Again by a 7–2 decision, the Court held that under the ACA, the Department of Health and Human Services (“HHS”) had the authority to carve out the exemption to the ACA’s contraceptive mandate. Writing for the majority, Justice Thomas said under the Women’s Health Amendment to the ACA, group health plans must provide women with “preventive care and screenings . . . as provided for in comprehensive guidelines supported by [the Health Resources and Services Administration (“HRSA”), an HHS unit].” The phrase “as provided for,” Justice Thomas wrote, grants sweeping authority to HRSA to define the preventive care that applicable health plans must cover. That same grant of authority empowers HRSA to identify and create exemptions from its own guidelines. The Court also ruled that the process for adopting the exemption complied with the procedural requirements of the APA. However, the Court did not decide whether the exemption satisfied the APA’s requirement that a regulation be based on “reasoned decisionmaking;” that issue remains open for the lower courts to address. (In a concurring opinion, Justices Kagan and Breyer expressed skepticism the exemption would satisfy that test). And although the issue was raised, the Court also declined to address whether the exemptions were compelled by the Religious Freedom Restoration Act (“RFRA”).

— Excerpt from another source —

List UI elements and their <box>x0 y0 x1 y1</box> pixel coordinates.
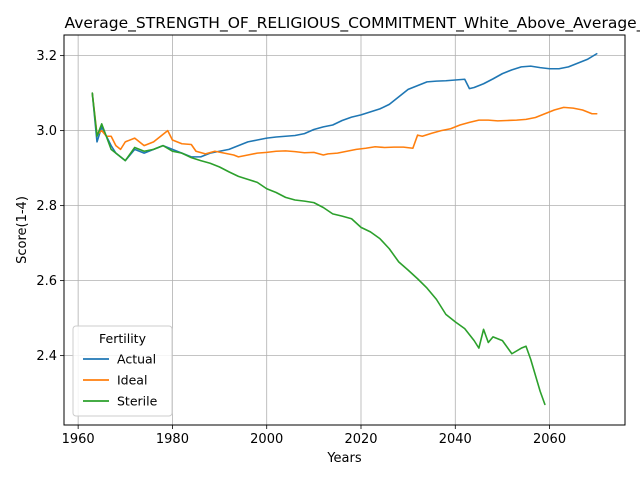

Of course, because the exemption is the product of regulatory action by the Trump Administration, if a new administration is elected in November, the exemption could be narrowed or even eliminated, though that surely would be followed by even more litigation brought under the APA and the RFRA.
Little Sisters, along with the Court’s prior decision in Burwell v. Hobby Lobby, 573 U.S. 682 (2014) (upholding a closely held corporation’s right to object to the ACA’s contraception mandate), and Morrissey-Berru, represents a clear statement by the Court of its willingness to uphold claims of exercise of religious beliefs. How far the Court will go in that direction remains to be seen, as new cases challenging governmental regulations based on religious grounds continue to be brought.